Heather Oelklaus, print workshop supervisor, on darkrooms, Instagram, food porn, and the subconscious of photography

 

What kind of work do you do for the college?

I am the print workshop supervisor. I supervise the 2D areas in the art department, where I order and coordinate for the art classes.

Who can use the darkroom?

I want everyone to enjoy the darkroom while they’re still around, and it’s a way to make images. It doesn’t necessarily mean you have to know what you’re doing. If you take a class you learn really quickly, but if someone has taken a darkroom course in high school, I can look at their contact sheet, their negatives, and their enlargements, and from there I can usually tell how many years experience they’ve had. I want people to use it, but I also want people to take the class because they miss out on a lot if they don’t.

 

Do you think darkrooms will be around for much longer?

I have a little bit of everybody’s darkroom in my darkroom at home. It’s usually people who are so sad that their darkroom is sitting in the basement crying for them, and they feel guilty so they end up giving me all their stuff. They’ll always be around. That doesn’t mean that everything you need to run one will be at your corner store, but there will always be a place to go get it, and of course the cost will go up. The more people that don’t do it, the more my personal artwork is elevated to a different realm of fine art. I’m trying to be positive about the whole thing.

 

What do you like about photography?

I like the process. I like that there are many steps in the process at times, but then I also like the instant gratification of seeing the image quickly. Now digital: too quick. I also like the anticipation of waiting to see what’s on that roll of film I took. I love that it’s a mystery. People always say that photography is a slice of reality, which to me it is so not. Reality is three-dimensional, photo is two-dimensional, and it’s a moment of time, but it’s a fleeting moment.

 

What kind of camera do you use?

I have over 130 cameras.


Do you have a favorite photographer?

Michael Wesely. He will do pinhole [a light-proof box with a small hole in one side] photographs with a five-year exposure.


Did you make a camera out of a bus?

Well it’s not a bus. It’s a pinhole camera truck. I call it Little Miss Sunshine. It’s a 14-foot-long box truck, and it looks like a Kodak box of film. I’ve blacked it all out, put metal on it, and drilled the hole through. I put photo paper on the wall and made a five-foot by ten-foot image. I’m hoping to do something like that in the display case in Worner.

 

How do you feel about Instagram?

I don’t do anything on it. I don’t understand the filter thing; it just seems cheesy. I understand the need for people to want to feel like they’re photographic artists, and I understand it’s so alluring to make the world look better than how it was, but the more different you think you’re doing, the more the same it is becoming.

 

How do you feel about people who post pictures of food to the internet?

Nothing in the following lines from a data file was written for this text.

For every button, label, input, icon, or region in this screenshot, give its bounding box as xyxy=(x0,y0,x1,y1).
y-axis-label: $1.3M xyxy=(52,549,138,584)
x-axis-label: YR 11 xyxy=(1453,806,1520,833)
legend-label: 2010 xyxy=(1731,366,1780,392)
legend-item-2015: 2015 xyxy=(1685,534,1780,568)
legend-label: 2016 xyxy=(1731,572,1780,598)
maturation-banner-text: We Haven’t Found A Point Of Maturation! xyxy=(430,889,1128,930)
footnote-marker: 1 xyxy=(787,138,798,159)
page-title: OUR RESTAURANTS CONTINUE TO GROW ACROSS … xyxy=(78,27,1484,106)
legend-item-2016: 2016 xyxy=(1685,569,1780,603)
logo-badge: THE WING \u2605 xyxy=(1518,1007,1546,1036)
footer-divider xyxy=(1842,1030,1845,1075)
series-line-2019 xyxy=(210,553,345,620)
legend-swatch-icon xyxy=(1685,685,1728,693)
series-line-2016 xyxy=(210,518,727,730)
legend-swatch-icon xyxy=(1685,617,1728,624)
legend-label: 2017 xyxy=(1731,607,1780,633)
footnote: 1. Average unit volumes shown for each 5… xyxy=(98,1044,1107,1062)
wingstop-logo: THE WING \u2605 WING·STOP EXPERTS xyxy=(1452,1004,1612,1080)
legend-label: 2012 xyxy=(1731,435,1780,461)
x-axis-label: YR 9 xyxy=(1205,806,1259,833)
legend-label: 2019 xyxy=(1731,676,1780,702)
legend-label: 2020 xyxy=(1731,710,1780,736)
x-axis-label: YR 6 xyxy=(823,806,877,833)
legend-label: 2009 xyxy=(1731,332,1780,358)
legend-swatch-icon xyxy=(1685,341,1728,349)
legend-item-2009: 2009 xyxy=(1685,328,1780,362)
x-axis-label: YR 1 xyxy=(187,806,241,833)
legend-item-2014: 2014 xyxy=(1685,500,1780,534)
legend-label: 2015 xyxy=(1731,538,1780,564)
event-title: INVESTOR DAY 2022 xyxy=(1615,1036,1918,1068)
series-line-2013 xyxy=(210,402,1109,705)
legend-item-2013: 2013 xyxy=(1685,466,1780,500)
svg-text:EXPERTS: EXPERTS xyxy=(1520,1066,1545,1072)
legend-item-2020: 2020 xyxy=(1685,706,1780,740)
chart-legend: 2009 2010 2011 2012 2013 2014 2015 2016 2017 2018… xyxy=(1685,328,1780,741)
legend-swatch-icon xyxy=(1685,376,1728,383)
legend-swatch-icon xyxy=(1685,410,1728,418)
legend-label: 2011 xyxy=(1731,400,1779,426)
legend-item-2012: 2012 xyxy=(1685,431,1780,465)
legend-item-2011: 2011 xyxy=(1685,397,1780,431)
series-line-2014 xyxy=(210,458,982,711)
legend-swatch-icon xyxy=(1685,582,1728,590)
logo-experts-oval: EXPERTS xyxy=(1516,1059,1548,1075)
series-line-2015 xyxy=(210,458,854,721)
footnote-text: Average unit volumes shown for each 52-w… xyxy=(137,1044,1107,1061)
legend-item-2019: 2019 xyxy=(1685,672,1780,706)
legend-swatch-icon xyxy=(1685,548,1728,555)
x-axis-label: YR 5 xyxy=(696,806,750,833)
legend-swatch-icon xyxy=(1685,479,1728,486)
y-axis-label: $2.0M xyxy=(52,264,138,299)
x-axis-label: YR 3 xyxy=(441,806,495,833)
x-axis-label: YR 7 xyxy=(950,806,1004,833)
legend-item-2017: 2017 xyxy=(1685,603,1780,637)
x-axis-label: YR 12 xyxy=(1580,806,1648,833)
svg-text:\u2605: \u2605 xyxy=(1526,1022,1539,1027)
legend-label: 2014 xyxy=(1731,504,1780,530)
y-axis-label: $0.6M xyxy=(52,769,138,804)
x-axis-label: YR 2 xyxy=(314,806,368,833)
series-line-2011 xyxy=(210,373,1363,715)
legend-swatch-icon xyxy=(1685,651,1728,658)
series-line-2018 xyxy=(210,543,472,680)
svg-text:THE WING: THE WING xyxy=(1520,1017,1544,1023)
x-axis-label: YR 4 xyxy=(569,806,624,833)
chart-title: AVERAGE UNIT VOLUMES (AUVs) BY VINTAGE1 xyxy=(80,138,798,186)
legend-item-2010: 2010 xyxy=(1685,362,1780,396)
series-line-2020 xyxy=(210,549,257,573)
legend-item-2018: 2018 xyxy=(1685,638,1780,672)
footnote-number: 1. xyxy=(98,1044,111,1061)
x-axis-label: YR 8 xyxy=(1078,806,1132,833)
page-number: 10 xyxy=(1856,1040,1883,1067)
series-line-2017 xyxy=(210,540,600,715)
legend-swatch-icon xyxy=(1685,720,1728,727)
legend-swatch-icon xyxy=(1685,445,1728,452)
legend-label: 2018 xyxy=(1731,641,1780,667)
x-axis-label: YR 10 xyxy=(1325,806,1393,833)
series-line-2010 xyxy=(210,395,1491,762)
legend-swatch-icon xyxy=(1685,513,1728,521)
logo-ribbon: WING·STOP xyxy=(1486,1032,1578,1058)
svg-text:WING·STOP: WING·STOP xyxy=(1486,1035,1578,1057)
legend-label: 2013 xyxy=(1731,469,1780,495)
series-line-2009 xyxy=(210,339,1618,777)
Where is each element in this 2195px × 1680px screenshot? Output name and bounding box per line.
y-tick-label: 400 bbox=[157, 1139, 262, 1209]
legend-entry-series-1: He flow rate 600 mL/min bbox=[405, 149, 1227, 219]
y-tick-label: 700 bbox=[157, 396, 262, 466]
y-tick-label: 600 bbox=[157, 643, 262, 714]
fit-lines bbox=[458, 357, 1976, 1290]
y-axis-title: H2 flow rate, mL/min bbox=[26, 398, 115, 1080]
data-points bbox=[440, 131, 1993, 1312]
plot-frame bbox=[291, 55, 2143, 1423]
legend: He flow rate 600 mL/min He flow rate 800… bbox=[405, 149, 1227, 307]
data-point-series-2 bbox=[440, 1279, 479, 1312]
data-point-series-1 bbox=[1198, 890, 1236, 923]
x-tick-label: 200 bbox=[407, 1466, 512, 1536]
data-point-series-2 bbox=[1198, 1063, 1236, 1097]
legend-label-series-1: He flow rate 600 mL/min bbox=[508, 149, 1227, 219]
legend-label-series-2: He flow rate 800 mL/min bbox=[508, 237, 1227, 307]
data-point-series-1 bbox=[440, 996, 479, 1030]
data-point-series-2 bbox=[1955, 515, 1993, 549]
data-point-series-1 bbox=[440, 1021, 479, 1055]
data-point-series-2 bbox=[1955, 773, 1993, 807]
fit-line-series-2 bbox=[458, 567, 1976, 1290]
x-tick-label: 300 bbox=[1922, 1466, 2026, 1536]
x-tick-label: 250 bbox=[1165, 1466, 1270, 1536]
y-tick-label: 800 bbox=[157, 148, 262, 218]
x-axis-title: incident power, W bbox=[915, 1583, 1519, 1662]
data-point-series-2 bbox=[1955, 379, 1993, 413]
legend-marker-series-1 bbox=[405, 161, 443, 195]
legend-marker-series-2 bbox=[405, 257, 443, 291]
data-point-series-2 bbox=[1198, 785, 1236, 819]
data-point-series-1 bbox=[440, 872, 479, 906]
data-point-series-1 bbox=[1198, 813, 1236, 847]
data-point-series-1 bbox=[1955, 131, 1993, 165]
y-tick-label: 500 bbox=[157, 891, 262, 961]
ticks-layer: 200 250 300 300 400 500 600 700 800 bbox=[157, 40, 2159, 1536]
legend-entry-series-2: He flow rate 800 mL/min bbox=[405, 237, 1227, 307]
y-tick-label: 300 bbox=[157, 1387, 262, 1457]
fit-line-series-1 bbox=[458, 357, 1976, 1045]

I just really think it’s interesting. It’s like food porn. Are people wanting to prove ‘I’m here, I’m eating this, look at me’? Art has always been a self-portrait. If I take a picture of you, it’s really a portrait of me. I think that’s getting lost in this click, click, click world. No one is thinking about it, so the subconscious of it comes out.

 

What is your favorite medium with photography?

I like alternative processes. That’s as narrow down as I can get. I like the stuff that takes chemistry and maybe one or two steps, or more.